Hardly a hillbilly haven.
In national politics, Klein's confrontational style has often earned him the scorn of political parties of all opposition stripes. In the last federal election, KIein's unannounced, hypothetical plans for reforms to the interpretation of the Canada Health Act in Alberta - putting aside the fact the Act is a federal jurisdiction - became a platform in the Paul Martin's campaign. The NDP's Jack Layton and the Bloc's Gilles Duceppe even went out of their way to attack Klein, despite the fact Klein wasn't even running.
Even the media couldn't resist attaching itself to the Albertan leader, dogging him for his thoughts on how Canada's health care system needed to be fixed and pestering him to see what kind of advice he was offering to federal Conservative leader Stephen Harper, as though Klein was the grand old sage every Conservative politician turned to for electoral advice.
Yet Klein, often portrayed by the rest of Canada as the chief cowboy, has consistently won the confidence of Albertans for nearly a quarter century since first being elected mayor of Calgary in 1980. And immediately upon being elected to the Alberta Legislature under Peter Lougheed he headed the environment ministry where, contrary to the pistol shooting oil baron he is often the described as, enacted some of Alberta's most progressive environmental legislation it had seen to date or since.

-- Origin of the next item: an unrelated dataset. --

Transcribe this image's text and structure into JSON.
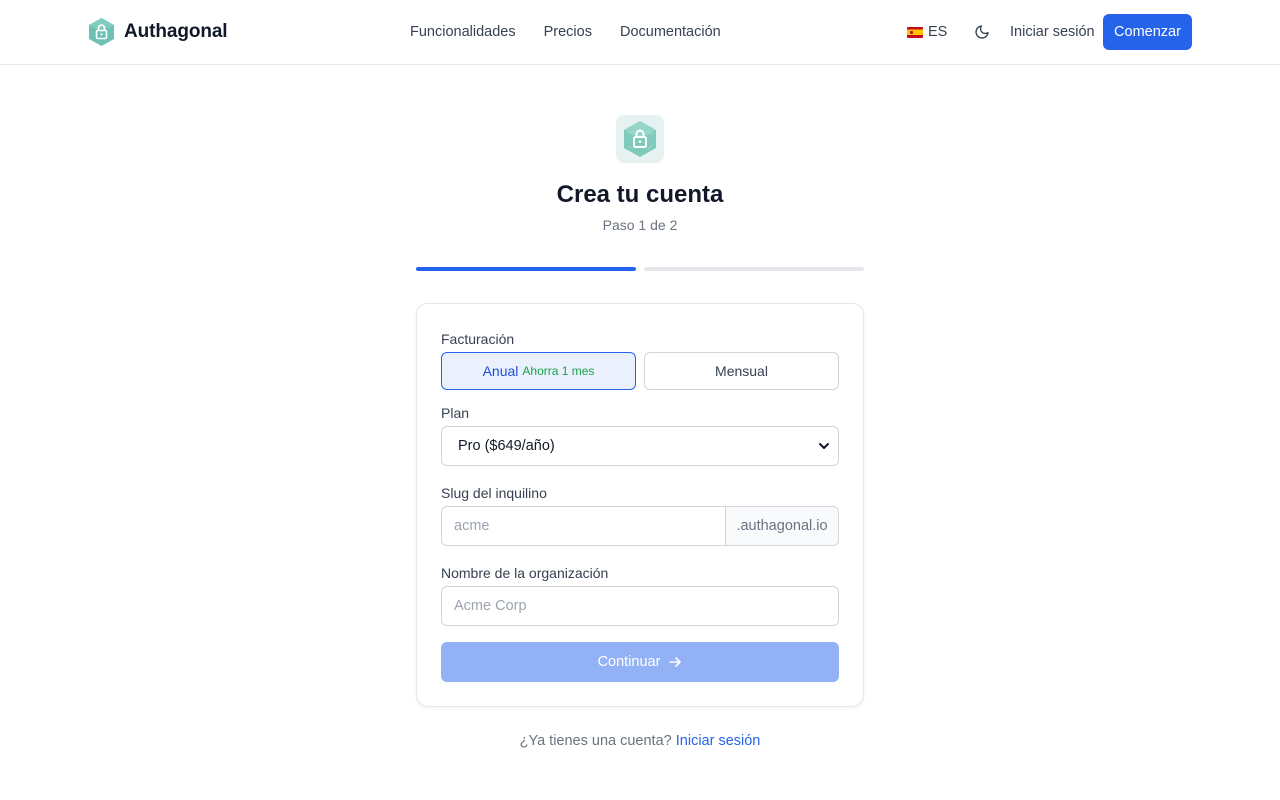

Clearly Klein has much more under his Stetson than that for which he is given credit. Unlike politics in, say, British Columbia, where the ideological swings are enough to make one seasick , Klein and his Tory party have navigated the much more varied constituencies of the province with more political savvy than most.
To the conservative base: focus on business expansion and being the first to eliminate the provincial debt. To the more centrist: as the profits have increased from booming oil and gas sectors, an increased commitment to funding public schools and universities and permitting some of the greatest freedom for educational innovation in the country.
Still, longevity in office does tend to breed complacency. It's part of the reason the Americans are such fans of term limits at almost all levels of government. Klein's pathetically lackluster performance during the campaign showed a leader whose political acumen was in need of a shakeup, and the loss of sixteen seats in this government over the last sends a message to the Tories the needs of the electorate were not being met by a party that may have drifted too far to the right for an increasingly diverse population.
And most importantly, in the next couple of years, the Tories need to find someone with as much charisma, cachet and political sharpness to capture the imagination of Albertans and the rest of the country in the same way, as Ralph Klein prepares to ride off into the electoral sunset before his final term is done.